Are high-scoring items benefiting from availability bias, IKEA effect, or anchoring? Review for bias after scoring, before acting.

Output

| Solution | Value | Usability | Feasibility | Viability | I | C | E | ICE | Riskiest Assumption |
|----------|-------|-----------|-------------|-----------|---|---|---|-----|---------------------|
| ...      | risk  | risk      | risk        | risk      | X | X | X | XXX | [what to test]      |

Rules

  • Every ICE score must trace back to a Four Risks assessment — no scoring without risk evaluation first.
  • Each risk dimension must have separate evidence (Product Trio rule).
  • Confidence of 7+ requires test-validated evidence, not analogy or assumption.
  • If all items score similarly, the risk assessments need more depth.
  • Review for bias after scoring, before acting.

Canvas Output

Update

canvas/opportunities.yml
— write
four_risks
and
ice_score
per solution leaf. Update
canvas/gist.yml
with idea ICE scores and confidence levels.

Theory Citations

  • Ellis: ICE scoring (Impact × Confidence × Ease — Sean Ellis invented the ICE framework as part of growth methodology)
  • Gilad: Evidence-Guided (Confidence Meter — the evidence-grading layer on top of Ellis's ICE, mapping evidence types to confidence levels)
  • Torres: Continuous Discovery Habits (OST leaves as unit of evaluation)
  • Torres: Product Trio (three perspectives feeding risk assessment)
  • Cagan: Inspired (Four Risks as structured evaluation)
  • Kahneman: Thinking, Fast and Slow (bias in estimation)
  • Kahneman, Sibony & Sunstein: Noise (2021) — unwanted variability in judgment (see Noise Check below)
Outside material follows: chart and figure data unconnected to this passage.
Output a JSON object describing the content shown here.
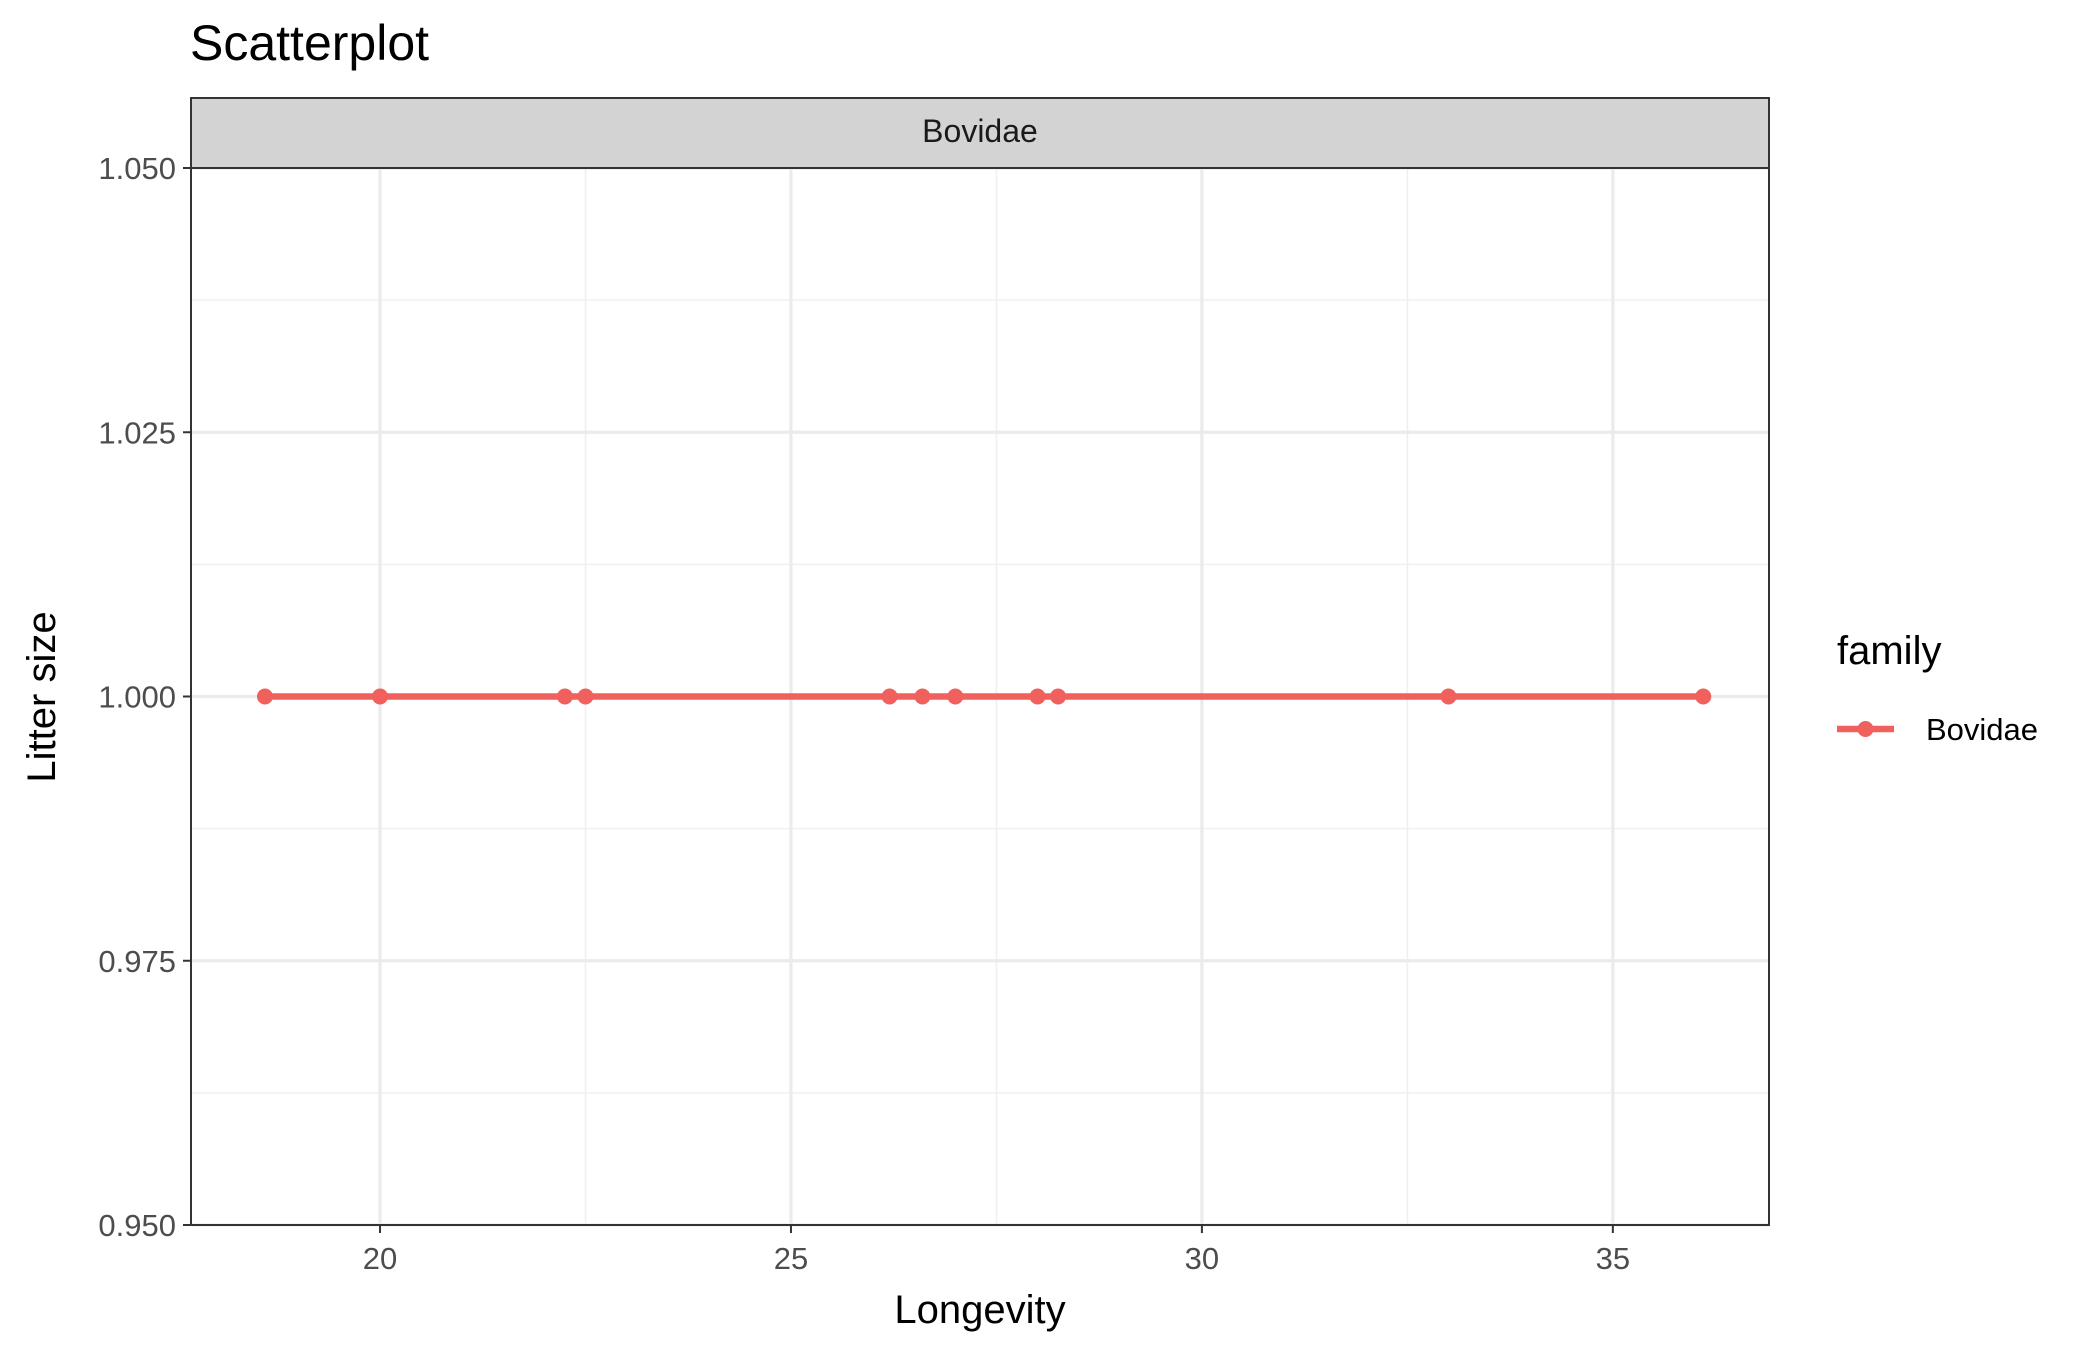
{
  "chart_data": {
    "type": "line",
    "title": "Scatterplot",
    "xlabel": "Longevity",
    "ylabel": "Litter size",
    "facet_label": "Bovidae",
    "xlim": [
      17.7,
      36.9
    ],
    "ylim": [
      0.95,
      1.05
    ],
    "x_ticks": [
      20,
      25,
      30,
      35
    ],
    "x_tick_labels": [
      "20",
      "25",
      "30",
      "35"
    ],
    "y_ticks": [
      0.95,
      0.975,
      1.0,
      1.025,
      1.05
    ],
    "y_tick_labels": [
      "0.950",
      "0.975",
      "1.000",
      "1.025",
      "1.050"
    ],
    "grid": true,
    "legend": {
      "title": "family",
      "placement": "right",
      "entries": [
        "Bovidae"
      ]
    },
    "series": [
      {
        "name": "Bovidae",
        "color": "#F0605D",
        "x": [
          18.6,
          20.0,
          22.25,
          22.5,
          26.2,
          26.6,
          27.0,
          28.0,
          28.25,
          33.0,
          36.1
        ],
        "y": [
          1.0,
          1.0,
          1.0,
          1.0,
          1.0,
          1.0,
          1.0,
          1.0,
          1.0,
          1.0,
          1.0
        ]
      }
    ]
  }
}
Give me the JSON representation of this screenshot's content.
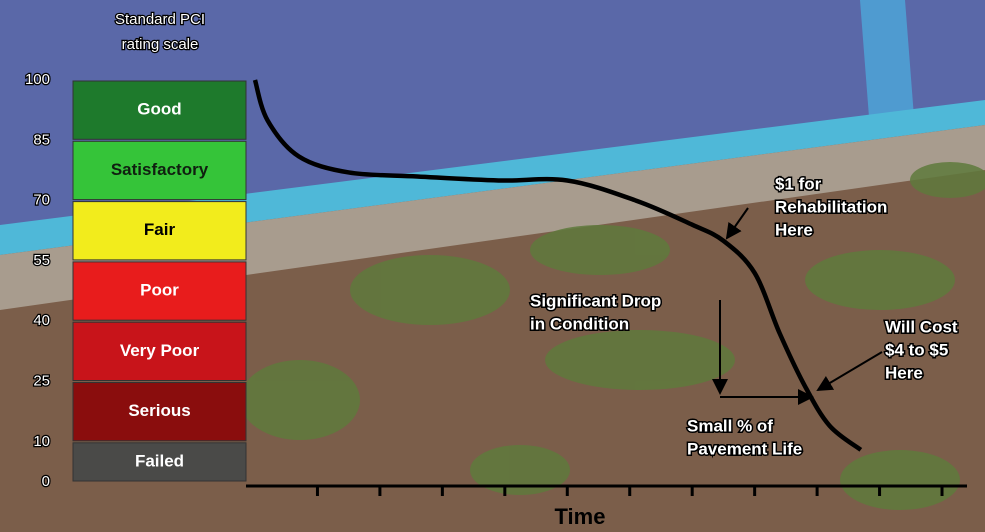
{
  "chart_data": {
    "type": "line",
    "scale_title": [
      "Standard PCI",
      "rating scale"
    ],
    "x_label": "Time",
    "ylim": [
      0,
      100
    ],
    "yticks": [
      0,
      10,
      25,
      40,
      55,
      70,
      85,
      100
    ],
    "xlim": [
      0,
      11.4
    ],
    "xticks": [
      1,
      2,
      3,
      4,
      5,
      6,
      7,
      8,
      9,
      10,
      11
    ],
    "bands": [
      {
        "label": "Good",
        "from": 85,
        "to": 100,
        "color": "#1e7a2c",
        "text_color": "#ffffff"
      },
      {
        "label": "Satisfactory",
        "from": 70,
        "to": 85,
        "color": "#35c439",
        "text_color": "#102010"
      },
      {
        "label": "Fair",
        "from": 55,
        "to": 70,
        "color": "#f2ec1c",
        "text_color": "#000000"
      },
      {
        "label": "Poor",
        "from": 40,
        "to": 55,
        "color": "#e81c1c",
        "text_color": "#ffffff"
      },
      {
        "label": "Very Poor",
        "from": 25,
        "to": 40,
        "color": "#c8141a",
        "text_color": "#ffffff"
      },
      {
        "label": "Serious",
        "from": 10,
        "to": 25,
        "color": "#8a0d0d",
        "text_color": "#ffffff"
      },
      {
        "label": "Failed",
        "from": 0,
        "to": 10,
        "color": "#4a4a48",
        "text_color": "#ffffff"
      }
    ],
    "series": [
      {
        "color": "#000000",
        "x": [
          0,
          0.2,
          0.7,
          1.5,
          2.6,
          3.9,
          5,
          6.1,
          7,
          7.5,
          8,
          8.4,
          8.8,
          9.2,
          9.7
        ],
        "values": [
          100,
          90,
          81,
          77,
          76,
          75,
          75,
          70,
          64,
          60,
          52,
          37,
          24,
          14,
          8
        ]
      }
    ],
    "annotations": [
      {
        "lines": [
          "$1 for",
          "Rehabilitation",
          "Here"
        ]
      },
      {
        "lines": [
          "Significant Drop",
          "in Condition"
        ]
      },
      {
        "lines": [
          "Small % of",
          "Pavement Life"
        ]
      },
      {
        "lines": [
          "Will Cost",
          "$4 to $5",
          "Here"
        ]
      }
    ]
  }
}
Noise Check (Kahneman, Sibony & Sunstein, 2021)

ICE scores are susceptible to noise — unwanted variability where different sessions or assessors produce different scores for the same evidence. Unlike bias (systematic skew in one direction), noise is random scatter.

Detection: Re-score the same evidence independently (different session or assessor) and compare. If scores diverge by >1 point on any dimension, investigate why before proceeding.

Mitigation: Use structured assessment criteria (the Four Risks inputs above), apply scores independently before discussion, and anchor to evidence types rather than gut feel.

Noise audit procedure: Score the same evidence independently twice (different session or different assessor). If ICE scores diverge by >1 point on any dimension, the gap is noise — investigate the scoring criteria before proceeding. For solo developers: re-score after a 24h break to detect temporal noise.